Андреас и в старости был верным советчиком своих старых и молодых друзей. В солнечном свете окружавшей его любви его суровое усердие преобразилось в заботливую кротость. Когда наконец он приблизился к смерти, и Мелисса незадолго до его кончины спросила, какое изречение Священного писания он любит больше всего, то он несколько подумал и затем отвечал твердо и решительно:
– «Но так как время исполнилось».
– Ради меня, – заметила Мелисса с влажными глазами. Он, улыбаясь, кивнул ей утвердительно головой и сделал Диодору знак, чтобы тот подал ему кольцо с печатью, единственную вещь, которую его отец сохранил со времен своей свободы, и просил Мелиссу принять это кольцо на память о нем.

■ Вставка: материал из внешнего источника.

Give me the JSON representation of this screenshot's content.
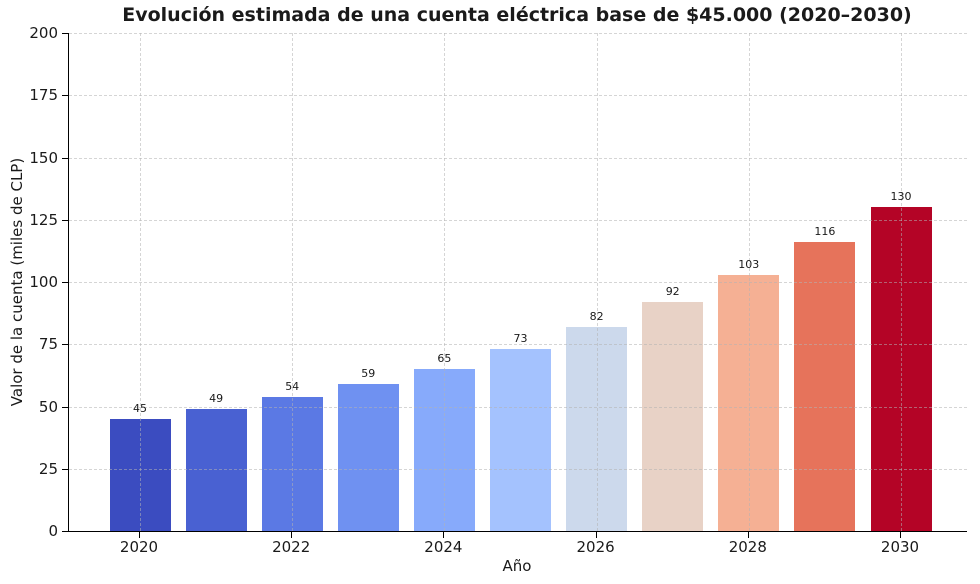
{
  "chart_data": {
    "type": "bar",
    "title": "Evolución estimada de una cuenta eléctrica base de $45.000 (2020–2030)",
    "xlabel": "Año",
    "ylabel": "Valor de la cuenta (miles de CLP)",
    "categories": [
      "2020",
      "2021",
      "2022",
      "2023",
      "2024",
      "2025",
      "2026",
      "2027",
      "2028",
      "2029",
      "2030"
    ],
    "values": [
      45,
      49,
      54,
      59,
      65,
      73,
      82,
      92,
      103,
      116,
      130
    ],
    "value_labels": [
      "45",
      "49",
      "54",
      "59",
      "65",
      "73",
      "82",
      "92",
      "103",
      "116",
      "130"
    ],
    "bar_colors": [
      "#3b4cc0",
      "#4961d2",
      "#5b79e4",
      "#6f91f1",
      "#87aafb",
      "#a4c2fe",
      "#ccd9ec",
      "#e8d2c6",
      "#f5b094",
      "#e6735b",
      "#b40426"
    ],
    "ylim": [
      0,
      200
    ],
    "yticks": [
      0,
      25,
      50,
      75,
      100,
      125,
      150,
      175,
      200
    ],
    "ytick_labels": [
      "0",
      "25",
      "50",
      "75",
      "100",
      "125",
      "150",
      "175",
      "200"
    ],
    "xtick_labels": [
      "2020",
      "2022",
      "2024",
      "2026",
      "2028",
      "2030"
    ],
    "xtick_year_step": 2,
    "legend": "none",
    "grid": {
      "style": "dashed",
      "horizontal": true,
      "vertical_at_labeled_ticks": true,
      "drawn_above_bars": true,
      "color": "#b2b2b2"
    },
    "colormap": "coolwarm (normalized to bar values)"
  },
  "colors": {
    "background": "#ffffff",
    "axis": "#000000",
    "text": "#1a1a1a",
    "first_bar": "#3b4cc0",
    "last_bar": "#b40426"
  }
}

Глубоко тронутая, она надела кольцо на палец, и Андреас указал на надпись и проговорил замирающим голосом:
– Твой путь есть ваш и мой… Любимое изречение отца… «Per aspera ad astra!»… Он вел меня к цели, и тебя, и вас… Но это изречение римское… Вы едва ли понимаете его… Оно значит: «По каменистым тропинкам к звездам!»… Но нет: «Под тяжестью креста вверх, к блаженству здесь и там» – вот к чему оно призывает меня и, – при этом он посмотрел в прекрасное еще до сих пор лицо своего любимца, – тебя – я знаю это – и вас!
Затем он глубоко вздохнул и, положив руку на голову Мелиссы, опустившейся на колени у его ложа, закрыл глаза навсегда в объятиях Диодора.